Audrey Terras¹ and Dorothy Wallace²

Copyright © 2003 Audrey Terras and Dorothy Wallace. This is an open access article distributed under the Creative Commons Attribution License, which permits unrestricted use, distribution, and reproduction in any medium, provided the original work is properly cited.

Abstract

We survey graph theoretic analogues of the Selberg trace and pretrace formulas along with some applications. This paper includes a review of the basic geometry of a k-regular tree Ξ (symmetry group, geodesics, horocycles, and the analogue of the Laplace operator). A detailed discussion of the spherical functions is given. The spherical and horocycle transforms are considered (along with three basic examples, which may be viewed as a short table of these transforms).

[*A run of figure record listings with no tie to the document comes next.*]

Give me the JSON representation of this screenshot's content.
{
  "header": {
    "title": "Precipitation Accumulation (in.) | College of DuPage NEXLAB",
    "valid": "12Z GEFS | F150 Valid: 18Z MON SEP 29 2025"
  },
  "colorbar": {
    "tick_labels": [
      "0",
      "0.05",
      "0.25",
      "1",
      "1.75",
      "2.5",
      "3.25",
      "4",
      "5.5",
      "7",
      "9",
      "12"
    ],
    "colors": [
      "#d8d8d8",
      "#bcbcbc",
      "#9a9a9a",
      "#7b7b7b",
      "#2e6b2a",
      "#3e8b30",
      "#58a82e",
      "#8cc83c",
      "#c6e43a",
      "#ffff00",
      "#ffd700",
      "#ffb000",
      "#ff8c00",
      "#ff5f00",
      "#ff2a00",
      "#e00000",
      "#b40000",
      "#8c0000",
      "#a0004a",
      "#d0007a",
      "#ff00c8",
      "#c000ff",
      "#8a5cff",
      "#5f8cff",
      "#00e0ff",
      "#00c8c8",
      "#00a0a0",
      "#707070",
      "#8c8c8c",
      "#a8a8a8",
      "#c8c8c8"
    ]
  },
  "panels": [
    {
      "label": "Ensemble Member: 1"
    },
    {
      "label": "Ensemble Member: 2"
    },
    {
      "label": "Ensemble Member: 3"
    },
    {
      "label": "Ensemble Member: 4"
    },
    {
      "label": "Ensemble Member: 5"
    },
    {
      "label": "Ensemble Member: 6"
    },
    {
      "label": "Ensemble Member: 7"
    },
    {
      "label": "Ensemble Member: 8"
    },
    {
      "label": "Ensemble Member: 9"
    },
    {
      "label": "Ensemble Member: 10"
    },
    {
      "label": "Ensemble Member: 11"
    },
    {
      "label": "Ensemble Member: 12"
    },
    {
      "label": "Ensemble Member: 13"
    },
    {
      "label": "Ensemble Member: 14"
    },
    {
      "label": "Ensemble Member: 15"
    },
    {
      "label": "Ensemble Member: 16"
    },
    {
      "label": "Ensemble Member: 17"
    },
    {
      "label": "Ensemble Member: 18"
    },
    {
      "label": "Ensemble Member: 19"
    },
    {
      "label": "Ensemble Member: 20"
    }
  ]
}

Two versions of the pretrace formula for a finite connected k-regular graph X≅Γ\Ξ are given along with two applications. The first application is to obtain an asymptotic formula for the number of closed paths of length r in X (without backtracking but possibly with tails). The second application is to deduce the chaotic properties of the induced geodesic flow on X (which is analogous to a result of Wallace for a compact quotient of the Poincaré upper half plane). Finally, the Selberg trace formula is deduced and applied to the Ihara zeta function of X, leading to a graph theoretic analogue of the prime number theorem.